Under its increasing influence, the most stable unit of human civilisation, the family, is bankrupted and nationalised and the insolvent government is privatised through corporates. Take the United States. Its family savings—which used to be 80 per cent of total savings in the '80s, and some 60 per cent in the '90s, has become negative 20 per cent. Meanwhile, corporate savings—which was 20 per cent of total savings in the '80s, and 40 per cent in the '90s—has become 120 per cent of the national savings now. Result: families bankrupted, corporates enriched.

But the US corporates which had grabbed the savings of families and had $600 billion in cash would not pump in a single dollar into the system, contrary to former US Fed chairman Alan Greenspan's view that they would, to ease credit. Finally, the Fed had to work its dollar printing presses to attempt to save America. The $700-billion rescue platform of the US is not to be raised on taxpayers' money, but from the electronic printers of the US Fed. The American Fed printed $400 billion from 1863 to 1995, but added some $400 billion more in the 10 years to 2005. The present package is thus financed by electronic cash, not tax money.

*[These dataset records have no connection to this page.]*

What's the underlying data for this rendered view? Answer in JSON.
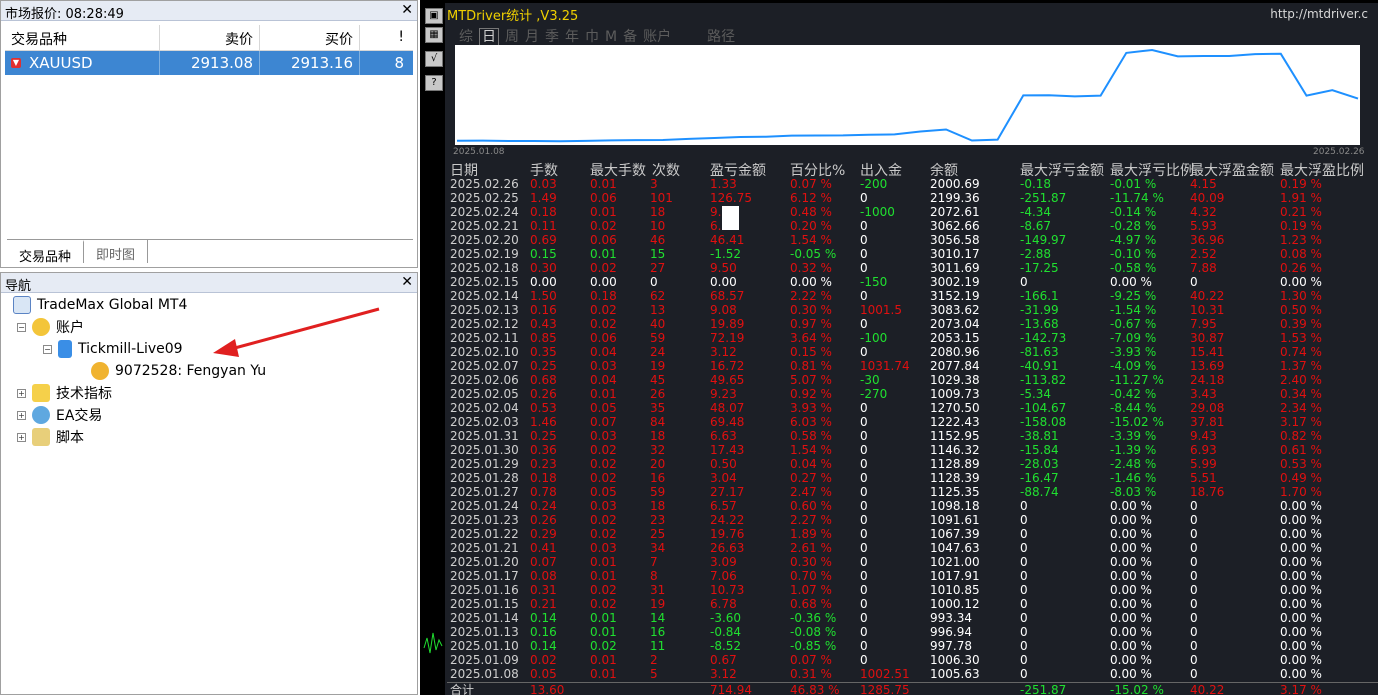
{
  "market_watch": {
    "title": "市场报价: 08:28:49",
    "columns": [
      "交易品种",
      "卖价",
      "买价",
      "!"
    ],
    "rows": [
      {
        "symbol": "XAUUSD",
        "bid": "2913.08",
        "ask": "2913.16",
        "spread": "8"
      }
    ],
    "tabs": [
      "交易品种",
      "即时图"
    ]
  },
  "navigator": {
    "title": "导航",
    "items": [
      "TradeMax Global MT4",
      "账户",
      "Tickmill-Live09",
      "9072528: Fengyan Yu",
      "技术指标",
      "EA交易",
      "脚本"
    ]
  },
  "chart": {
    "title": "MTDriver统计 ,V3.25",
    "url": "http://mtdriver.c",
    "periods": [
      "综",
      "日",
      "周",
      "月",
      "季",
      "年",
      "巾",
      "M",
      "备",
      "账户",
      "路径"
    ],
    "active_period": "日",
    "axis_start": "2025.01.08",
    "axis_end": "2025.02.26",
    "balance_curve": [
      2000.69,
      1005.63,
      1006.3,
      997.78,
      996.94,
      993.34,
      1000.12,
      1010.85,
      1017.91,
      1021.0,
      1047.63,
      1067.39,
      1091.61,
      1098.18,
      1125.35,
      1128.39,
      1128.89,
      1146.32,
      1152.95,
      1222.43,
      1270.5,
      1009.73,
      1029.38,
      2077.84,
      2080.96,
      2053.15,
      2073.04,
      3083.62,
      3152.19,
      3002.19,
      3011.69,
      3010.17,
      3056.58,
      3062.66,
      2072.61,
      2199.36,
      2000.69
    ],
    "line_color": "#1e90ff"
  },
  "stats": {
    "headers": [
      "日期",
      "手数",
      "最大手数",
      "次数",
      "盈亏金额",
      "百分比%",
      "出入金",
      "余额",
      "最大浮亏金额",
      "最大浮亏比例",
      "最大浮盈金额",
      "最大浮盈比例"
    ],
    "rows": [
      [
        "2025.02.26",
        "0.03",
        "0.01",
        "3",
        "1.33",
        "0.07 %",
        "-200",
        "2000.69",
        "-0.18",
        "-0.01 %",
        "4.15",
        "0.19 %",
        "r"
      ],
      [
        "2025.02.25",
        "1.49",
        "0.06",
        "101",
        "126.75",
        "6.12 %",
        "0",
        "2199.36",
        "-251.87",
        "-11.74 %",
        "40.09",
        "1.91 %",
        "r"
      ],
      [
        "2025.02.24",
        "0.18",
        "0.01",
        "18",
        "9.",
        "0.48 %",
        "-1000",
        "2072.61",
        "-4.34",
        "-0.14 %",
        "4.32",
        "0.21 %",
        "r"
      ],
      [
        "2025.02.21",
        "0.11",
        "0.02",
        "10",
        "6.",
        "0.20 %",
        "0",
        "3062.66",
        "-8.67",
        "-0.28 %",
        "5.93",
        "0.19 %",
        "r"
      ],
      [
        "2025.02.20",
        "0.69",
        "0.06",
        "46",
        "46.41",
        "1.54 %",
        "0",
        "3056.58",
        "-149.97",
        "-4.97 %",
        "36.96",
        "1.23 %",
        "r"
      ],
      [
        "2025.02.19",
        "0.15",
        "0.01",
        "15",
        "-1.52",
        "-0.05 %",
        "0",
        "3010.17",
        "-2.88",
        "-0.10 %",
        "2.52",
        "0.08 %",
        "g"
      ],
      [
        "2025.02.18",
        "0.30",
        "0.02",
        "27",
        "9.50",
        "0.32 %",
        "0",
        "3011.69",
        "-17.25",
        "-0.58 %",
        "7.88",
        "0.26 %",
        "r"
      ],
      [
        "2025.02.15",
        "0.00",
        "0.00",
        "0",
        "0.00",
        "0.00 %",
        "-150",
        "3002.19",
        "0",
        "0.00 %",
        "0",
        "0.00 %",
        "w"
      ],
      [
        "2025.02.14",
        "1.50",
        "0.18",
        "62",
        "68.57",
        "2.22 %",
        "0",
        "3152.19",
        "-166.1",
        "-9.25 %",
        "40.22",
        "1.30 %",
        "r"
      ],
      [
        "2025.02.13",
        "0.16",
        "0.02",
        "13",
        "9.08",
        "0.30 %",
        "1001.5",
        "3083.62",
        "-31.99",
        "-1.54 %",
        "10.31",
        "0.50 %",
        "r"
      ],
      [
        "2025.02.12",
        "0.43",
        "0.02",
        "40",
        "19.89",
        "0.97 %",
        "0",
        "2073.04",
        "-13.68",
        "-0.67 %",
        "7.95",
        "0.39 %",
        "r"
      ],
      [
        "2025.02.11",
        "0.85",
        "0.06",
        "59",
        "72.19",
        "3.64 %",
        "-100",
        "2053.15",
        "-142.73",
        "-7.09 %",
        "30.87",
        "1.53 %",
        "r"
      ],
      [
        "2025.02.10",
        "0.35",
        "0.04",
        "24",
        "3.12",
        "0.15 %",
        "0",
        "2080.96",
        "-81.63",
        "-3.93 %",
        "15.41",
        "0.74 %",
        "r"
      ],
      [
        "2025.02.07",
        "0.25",
        "0.03",
        "19",
        "16.72",
        "0.81 %",
        "1031.74",
        "2077.84",
        "-40.91",
        "-4.09 %",
        "13.69",
        "1.37 %",
        "r"
      ],
      [
        "2025.02.06",
        "0.68",
        "0.04",
        "45",
        "49.65",
        "5.07 %",
        "-30",
        "1029.38",
        "-113.82",
        "-11.27 %",
        "24.18",
        "2.40 %",
        "r"
      ],
      [
        "2025.02.05",
        "0.26",
        "0.01",
        "26",
        "9.23",
        "0.92 %",
        "-270",
        "1009.73",
        "-5.34",
        "-0.42 %",
        "3.43",
        "0.34 %",
        "r"
      ],
      [
        "2025.02.04",
        "0.53",
        "0.05",
        "35",
        "48.07",
        "3.93 %",
        "0",
        "1270.50",
        "-104.67",
        "-8.44 %",
        "29.08",
        "2.34 %",
        "r"
      ],
      [
        "2025.02.03",
        "1.46",
        "0.07",
        "84",
        "69.48",
        "6.03 %",
        "0",
        "1222.43",
        "-158.08",
        "-15.02 %",
        "37.81",
        "3.17 %",
        "r"
      ],
      [
        "2025.01.31",
        "0.25",
        "0.03",
        "18",
        "6.63",
        "0.58 %",
        "0",
        "1152.95",
        "-38.81",
        "-3.39 %",
        "9.43",
        "0.82 %",
        "r"
      ],
      [
        "2025.01.30",
        "0.36",
        "0.02",
        "32",
        "17.43",
        "1.54 %",
        "0",
        "1146.32",
        "-15.84",
        "-1.39 %",
        "6.93",
        "0.61 %",
        "r"
      ],
      [
        "2025.01.29",
        "0.23",
        "0.02",
        "20",
        "0.50",
        "0.04 %",
        "0",
        "1128.89",
        "-28.03",
        "-2.48 %",
        "5.99",
        "0.53 %",
        "r"
      ],
      [
        "2025.01.28",
        "0.18",
        "0.02",
        "16",
        "3.04",
        "0.27 %",
        "0",
        "1128.39",
        "-16.47",
        "-1.46 %",
        "5.51",
        "0.49 %",
        "r"
      ],
      [
        "2025.01.27",
        "0.78",
        "0.05",
        "59",
        "27.17",
        "2.47 %",
        "0",
        "1125.35",
        "-88.74",
        "-8.03 %",
        "18.76",
        "1.70 %",
        "r"
      ],
      [
        "2025.01.24",
        "0.24",
        "0.03",
        "18",
        "6.57",
        "0.60 %",
        "0",
        "1098.18",
        "0",
        "0.00 %",
        "0",
        "0.00 %",
        "r"
      ],
      [
        "2025.01.23",
        "0.26",
        "0.02",
        "23",
        "24.22",
        "2.27 %",
        "0",
        "1091.61",
        "0",
        "0.00 %",
        "0",
        "0.00 %",
        "r"
      ],
      [
        "2025.01.22",
        "0.29",
        "0.02",
        "25",
        "19.76",
        "1.89 %",
        "0",
        "1067.39",
        "0",
        "0.00 %",
        "0",
        "0.00 %",
        "r"
      ],
      [
        "2025.01.21",
        "0.41",
        "0.03",
        "34",
        "26.63",
        "2.61 %",
        "0",
        "1047.63",
        "0",
        "0.00 %",
        "0",
        "0.00 %",
        "r"
      ],
      [
        "2025.01.20",
        "0.07",
        "0.01",
        "7",
        "3.09",
        "0.30 %",
        "0",
        "1021.00",
        "0",
        "0.00 %",
        "0",
        "0.00 %",
        "r"
      ],
      [
        "2025.01.17",
        "0.08",
        "0.01",
        "8",
        "7.06",
        "0.70 %",
        "0",
        "1017.91",
        "0",
        "0.00 %",
        "0",
        "0.00 %",
        "r"
      ],
      [
        "2025.01.16",
        "0.31",
        "0.02",
        "31",
        "10.73",
        "1.07 %",
        "0",
        "1010.85",
        "0",
        "0.00 %",
        "0",
        "0.00 %",
        "r"
      ],
      [
        "2025.01.15",
        "0.21",
        "0.02",
        "19",
        "6.78",
        "0.68 %",
        "0",
        "1000.12",
        "0",
        "0.00 %",
        "0",
        "0.00 %",
        "r"
      ],
      [
        "2025.01.14",
        "0.14",
        "0.01",
        "14",
        "-3.60",
        "-0.36 %",
        "0",
        "993.34",
        "0",
        "0.00 %",
        "0",
        "0.00 %",
        "g"
      ],
      [
        "2025.01.13",
        "0.16",
        "0.01",
        "16",
        "-0.84",
        "-0.08 %",
        "0",
        "996.94",
        "0",
        "0.00 %",
        "0",
        "0.00 %",
        "g"
      ],
      [
        "2025.01.10",
        "0.14",
        "0.02",
        "11",
        "-8.52",
        "-0.85 %",
        "0",
        "997.78",
        "0",
        "0.00 %",
        "0",
        "0.00 %",
        "g"
      ],
      [
        "2025.01.09",
        "0.02",
        "0.01",
        "2",
        "0.67",
        "0.07 %",
        "0",
        "1006.30",
        "0",
        "0.00 %",
        "0",
        "0.00 %",
        "r"
      ],
      [
        "2025.01.08",
        "0.05",
        "0.01",
        "5",
        "3.12",
        "0.31 %",
        "1002.51",
        "1005.63",
        "0",
        "0.00 %",
        "0",
        "0.00 %",
        "r"
      ]
    ],
    "total": [
      "合计",
      "13.60",
      "",
      "",
      "714.94",
      "46.83 %",
      "1285.75",
      "",
      "-251.87",
      "-15.02 %",
      "40.22",
      "3.17 %"
    ]
  },
  "colors": {
    "up": "#e01010",
    "down": "#20e030",
    "selected": "#3d86d2"
  }
}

Back in India, the US-led crisis has put on hold all that the 'MMC' threesome—Manmohan, Montek and Chidambaram—would otherwise have sold as further reforms to India, the forex, financial and banking sector reforms.In the past, they had dismissed those who resisted them as Neanderthal minds. The Indian financial media too was singing in tune with them. But, if anything saves India today, as during the Asian crisis in 1998, it is the failure of the threesome in liberating the Indian financial system from Indians, and handing it over to Wall Street. Let the Indians thank God for their failure—and celebrate that they cannot do it easily hereafter.